All objective data available from countries that have already tried and failed to run their grids on wind and solar show they are insane ways to run a grid. Texas’ blackouts again prove they’re extremely dangerous and led to many deaths from exposure.
All objective data show conclusively that fossil fuels are the best ways to produce dependable power 24/7/365 and should be augmented with hydroelectric and next generation nuclear power. Honest people and informed people know this.
Even informed Leftists (both in the public and private sectors) know wind and solar suck, but there are $trillions in taxpayer funds that can be wasted on wind/solar subsidies and reciprocal political donations, so Leftist hacks push the false narrative that wind/solar will save the planet from Warmageddon..
We live in strange, illogical and corrupt times.
Mind you they’re getting worried by events like Texas and trying to put the best spin on things-
Amazing answers to the world’s biggest energy question (msn.com)

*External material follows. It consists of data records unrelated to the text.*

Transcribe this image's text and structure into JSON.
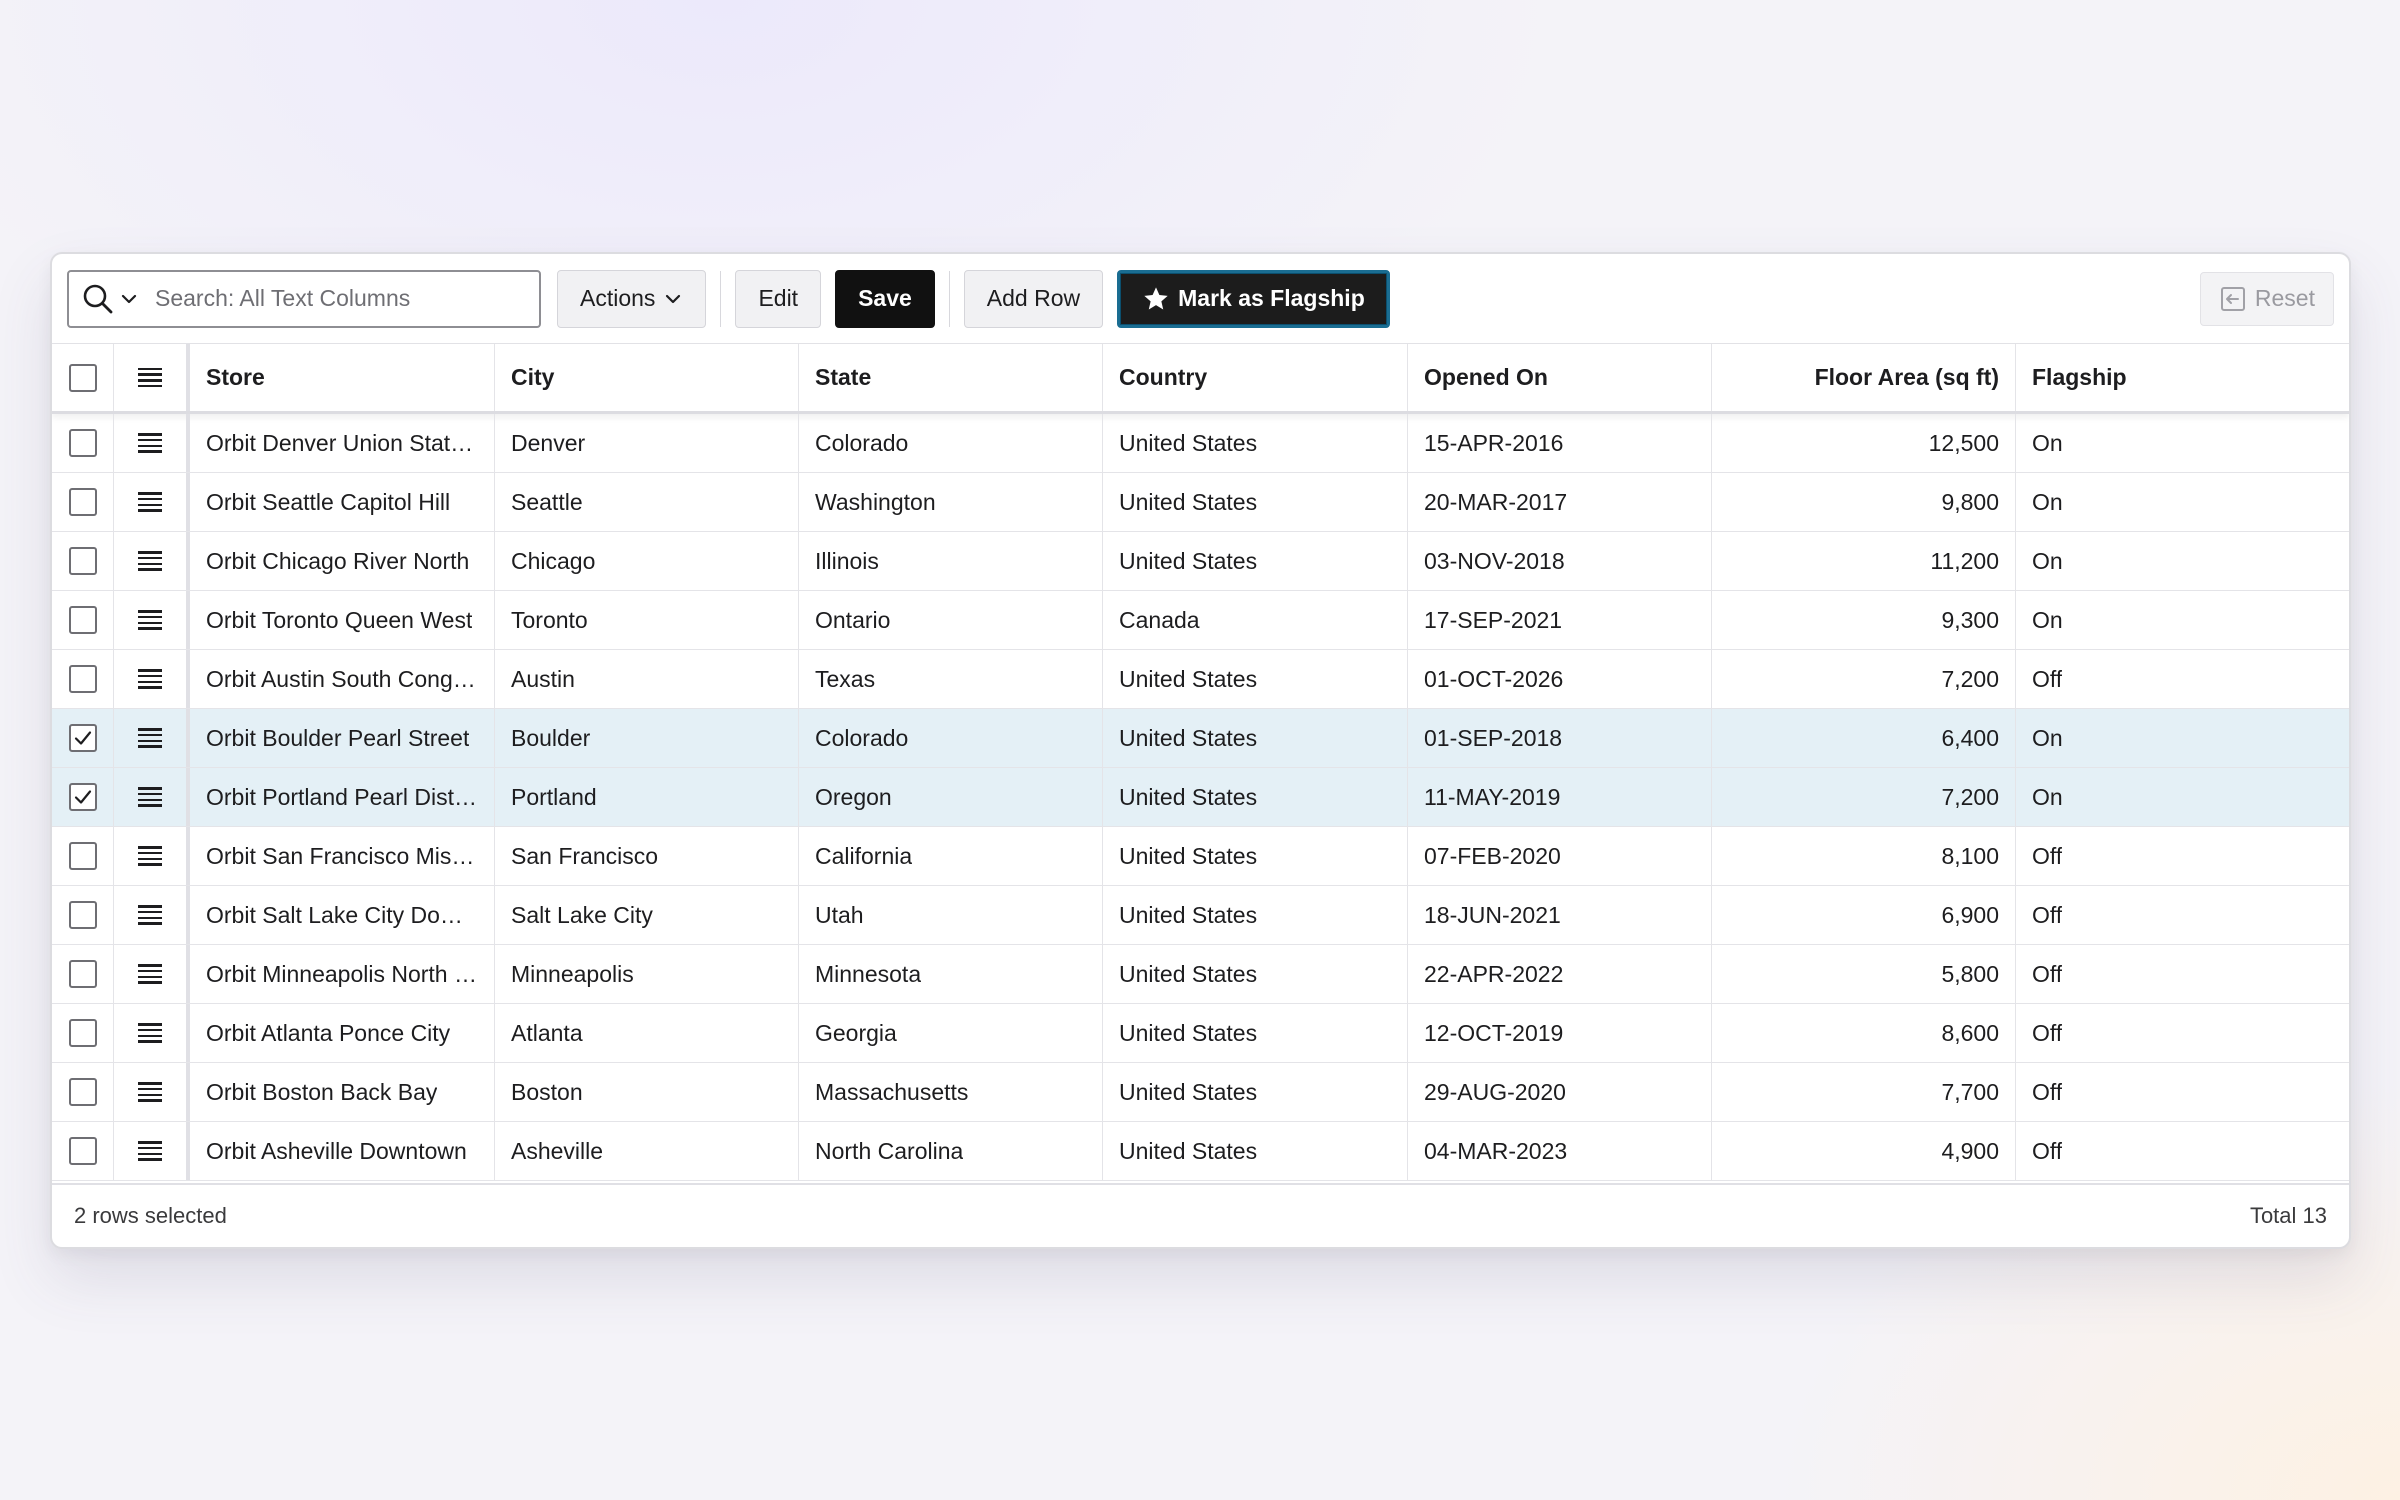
{
  "toolbar": {
    "search_placeholder": "Search: All Text Columns",
    "search_value": "",
    "actions_label": "Actions",
    "edit_label": "Edit",
    "save_label": "Save",
    "add_row_label": "Add Row",
    "mark_flagship_label": "Mark as Flagship",
    "reset_label": "Reset"
  },
  "columns": [
    "Store",
    "City",
    "State",
    "Country",
    "Opened On",
    "Floor Area (sq ft)",
    "Flagship"
  ],
  "rows": [
    {
      "selected": false,
      "store": "Orbit Denver Union Stati…",
      "city": "Denver",
      "state": "Colorado",
      "country": "United States",
      "opened": "15-APR-2016",
      "area": "12,500",
      "flagship": "On"
    },
    {
      "selected": false,
      "store": "Orbit Seattle Capitol Hill",
      "city": "Seattle",
      "state": "Washington",
      "country": "United States",
      "opened": "20-MAR-2017",
      "area": "9,800",
      "flagship": "On"
    },
    {
      "selected": false,
      "store": "Orbit Chicago River North",
      "city": "Chicago",
      "state": "Illinois",
      "country": "United States",
      "opened": "03-NOV-2018",
      "area": "11,200",
      "flagship": "On"
    },
    {
      "selected": false,
      "store": "Orbit Toronto Queen West",
      "city": "Toronto",
      "state": "Ontario",
      "country": "Canada",
      "opened": "17-SEP-2021",
      "area": "9,300",
      "flagship": "On"
    },
    {
      "selected": false,
      "store": "Orbit Austin South Cong…",
      "city": "Austin",
      "state": "Texas",
      "country": "United States",
      "opened": "01-OCT-2026",
      "area": "7,200",
      "flagship": "Off"
    },
    {
      "selected": true,
      "store": "Orbit Boulder Pearl Street",
      "city": "Boulder",
      "state": "Colorado",
      "country": "United States",
      "opened": "01-SEP-2018",
      "area": "6,400",
      "flagship": "On"
    },
    {
      "selected": true,
      "store": "Orbit Portland Pearl Dist…",
      "city": "Portland",
      "state": "Oregon",
      "country": "United States",
      "opened": "11-MAY-2019",
      "area": "7,200",
      "flagship": "On"
    },
    {
      "selected": false,
      "store": "Orbit San Francisco Mis…",
      "city": "San Francisco",
      "state": "California",
      "country": "United States",
      "opened": "07-FEB-2020",
      "area": "8,100",
      "flagship": "Off"
    },
    {
      "selected": false,
      "store": "Orbit Salt Lake City Dow…",
      "city": "Salt Lake City",
      "state": "Utah",
      "country": "United States",
      "opened": "18-JUN-2021",
      "area": "6,900",
      "flagship": "Off"
    },
    {
      "selected": false,
      "store": "Orbit Minneapolis North …",
      "city": "Minneapolis",
      "state": "Minnesota",
      "country": "United States",
      "opened": "22-APR-2022",
      "area": "5,800",
      "flagship": "Off"
    },
    {
      "selected": false,
      "store": "Orbit Atlanta Ponce City",
      "city": "Atlanta",
      "state": "Georgia",
      "country": "United States",
      "opened": "12-OCT-2019",
      "area": "8,600",
      "flagship": "Off"
    },
    {
      "selected": false,
      "store": "Orbit Boston Back Bay",
      "city": "Boston",
      "state": "Massachusetts",
      "country": "United States",
      "opened": "29-AUG-2020",
      "area": "7,700",
      "flagship": "Off"
    },
    {
      "selected": false,
      "store": "Orbit Asheville Downtown",
      "city": "Asheville",
      "state": "North Carolina",
      "country": "United States",
      "opened": "04-MAR-2023",
      "area": "4,900",
      "flagship": "Off"
    }
  ],
  "footer": {
    "selection_text": "2 rows selected",
    "total_text": "Total 13"
  },
  "icons": {
    "search": "search-icon",
    "chevron": "chevron-down-icon",
    "star": "star-icon",
    "reset": "reset-icon",
    "row_menu": "hamburger-icon",
    "checkbox": "checkbox"
  },
  "colors": {
    "selected_row": "#e4f0f6",
    "save_button": "#111111",
    "flagship_button_border": "#1a6d92"
  }
}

Run through that lot and you can quickly discount hydro as we’ve plucked the low hanging fruit already with that. Which mainly leaves batteries and as physicist Mark Mills calculated and explained start digging furiosly right now to offer storage for a grid full of unreliables. Add in electrifying transport at the same time and it’s utter fantasy and cannot happen.
So that just leaves a motley bunch of brainfart thought bubbles to blow some more taxpayer dollars on. In the absence of nukes there’s only one way unreliables are headed now while those entrusted with keeping the lights on have to struggle with technical and economic reality (sorry new chums but we’re already full up to hyar with rooftop solar dumping)-
New rules to come for solar households (msn.com)
But to agree to nukes is to fess up they got it wrong with solar and wind and facing the obvious question what else did they get wrong? So the die is cast and they have to become more hyperbolic and irrational with every grid failure now. As they desperately try to disprove a fundamental axiom of engineering and economics that you can make a reliable system from unreliable componentry. Like doomed lemmings to the cliff now.
Lots of talk here about what should be done to prevent a repeat. Just a reminder : the lunatics want gas, coal and nuclear gone as soon as possible.
Nothing like a crime wave to encourage support for Law and Order.
Nothing like blackouts to encourage support for reliable electricity production.
A Liberal is just a Conservative that hasn’t be mugged….yet.
As I told earlier. Windmills give power when you don’t need it. When you need power, it has to be nuclear, coal, natural/biogas or biomass.
Almost doesn’t do you much good when you are sitting in a cold freezing home eating dry goods for weeks. Reliability is the word you want to hear.
That’s the pea and thimble trick with solar and wind being able to dump on the grid in a classic case of driving out competing investment in deliverable power-
Renewables boom prompts calls to start planning for Yallourn coal closure, community groups say – ABC News
Along with direct action stopping any expansion or conversion to lessen their dreaded plant food-
Power station scraps controversial plan to become Europe’s biggest gas-fired plant (msn.com)
Meanwhile they try and put off the ugly day of reckoning for their pet batteries-
Reuse plan to eke out more life from ‘spent’ EV batteries – Stockhead
It’s all a terrible boondoggle but the sooner they break our grids the sooner they get tarred and feathered politically.